De analytische vorm van de input-outputtabellen geeft de zogenoemde gecumuleerde kostenstructuren van de bedrijfstakken weer. Hij geeft de rechtstreekse en onrechtstreekse toegevoegde waarde gecreëerd in alle bedrijfstakken, alsook de intermediaire invoer van alle bedrijfstakken die wordt op gang gebracht door de leveringen aan de finale vraag van één bepaalde bedrijfstak. Die onrechtstreekse gevolgen zijn het resultaat van een kettingproces van intermediaire leveringen die worden op gang gebracht door een oorspronkelijke finale vraag. De totale toegevoegde waarde die wordt voortgebracht door de leveringen aan de finale vraag van één bepaalde bedrijfstak, kan worden beschouwd als zijn zogenoemde analytische aandeel in het bbp.

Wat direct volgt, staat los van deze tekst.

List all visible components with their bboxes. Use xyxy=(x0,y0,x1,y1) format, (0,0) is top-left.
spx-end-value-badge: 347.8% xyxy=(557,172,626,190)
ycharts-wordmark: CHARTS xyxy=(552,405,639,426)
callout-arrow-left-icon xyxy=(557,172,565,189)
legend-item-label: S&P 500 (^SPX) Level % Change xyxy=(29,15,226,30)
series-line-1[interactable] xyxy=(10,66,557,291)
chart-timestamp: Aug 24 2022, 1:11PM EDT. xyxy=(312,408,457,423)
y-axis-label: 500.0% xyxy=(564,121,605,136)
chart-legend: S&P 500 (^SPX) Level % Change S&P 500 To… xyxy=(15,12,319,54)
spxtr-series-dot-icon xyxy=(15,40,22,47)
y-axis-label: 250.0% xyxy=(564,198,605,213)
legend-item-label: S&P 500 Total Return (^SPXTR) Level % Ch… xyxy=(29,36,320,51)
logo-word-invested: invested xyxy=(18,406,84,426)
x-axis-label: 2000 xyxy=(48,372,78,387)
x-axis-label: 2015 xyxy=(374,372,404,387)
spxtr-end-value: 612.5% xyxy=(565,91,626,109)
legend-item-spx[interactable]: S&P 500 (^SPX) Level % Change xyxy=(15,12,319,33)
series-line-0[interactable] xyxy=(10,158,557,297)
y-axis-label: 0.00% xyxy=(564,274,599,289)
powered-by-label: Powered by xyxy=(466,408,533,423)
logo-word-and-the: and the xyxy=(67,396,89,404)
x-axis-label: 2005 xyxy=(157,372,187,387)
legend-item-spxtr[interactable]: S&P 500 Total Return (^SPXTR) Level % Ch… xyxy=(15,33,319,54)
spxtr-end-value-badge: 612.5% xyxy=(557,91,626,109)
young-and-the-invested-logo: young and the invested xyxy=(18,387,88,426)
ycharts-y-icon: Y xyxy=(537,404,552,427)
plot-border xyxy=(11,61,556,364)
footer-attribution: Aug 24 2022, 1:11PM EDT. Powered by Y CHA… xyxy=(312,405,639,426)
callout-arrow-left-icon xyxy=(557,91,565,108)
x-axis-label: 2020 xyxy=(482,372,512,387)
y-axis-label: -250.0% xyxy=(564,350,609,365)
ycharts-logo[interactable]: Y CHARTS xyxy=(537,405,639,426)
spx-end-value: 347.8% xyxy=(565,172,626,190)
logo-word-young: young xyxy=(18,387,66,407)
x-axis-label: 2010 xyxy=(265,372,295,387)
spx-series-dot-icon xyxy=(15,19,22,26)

Vermits de tabellen van 1995 en 2000 allebei gebaseerd zijn op het esr 1995 stelsel van nationale rekeningen, kunnen ze gemakkelijker met elkaar worden vergeleken. Toch is er nog een aanzienlijk obstakel voor de vergelijking van beide tabellen: ze werden namelijk berekend tegen lopende prijzen (en niet tegen constante prijzen). Dat betekent dat prijseffecten niet onderscheiden kunnen worden van technologische of structurele veranderingen.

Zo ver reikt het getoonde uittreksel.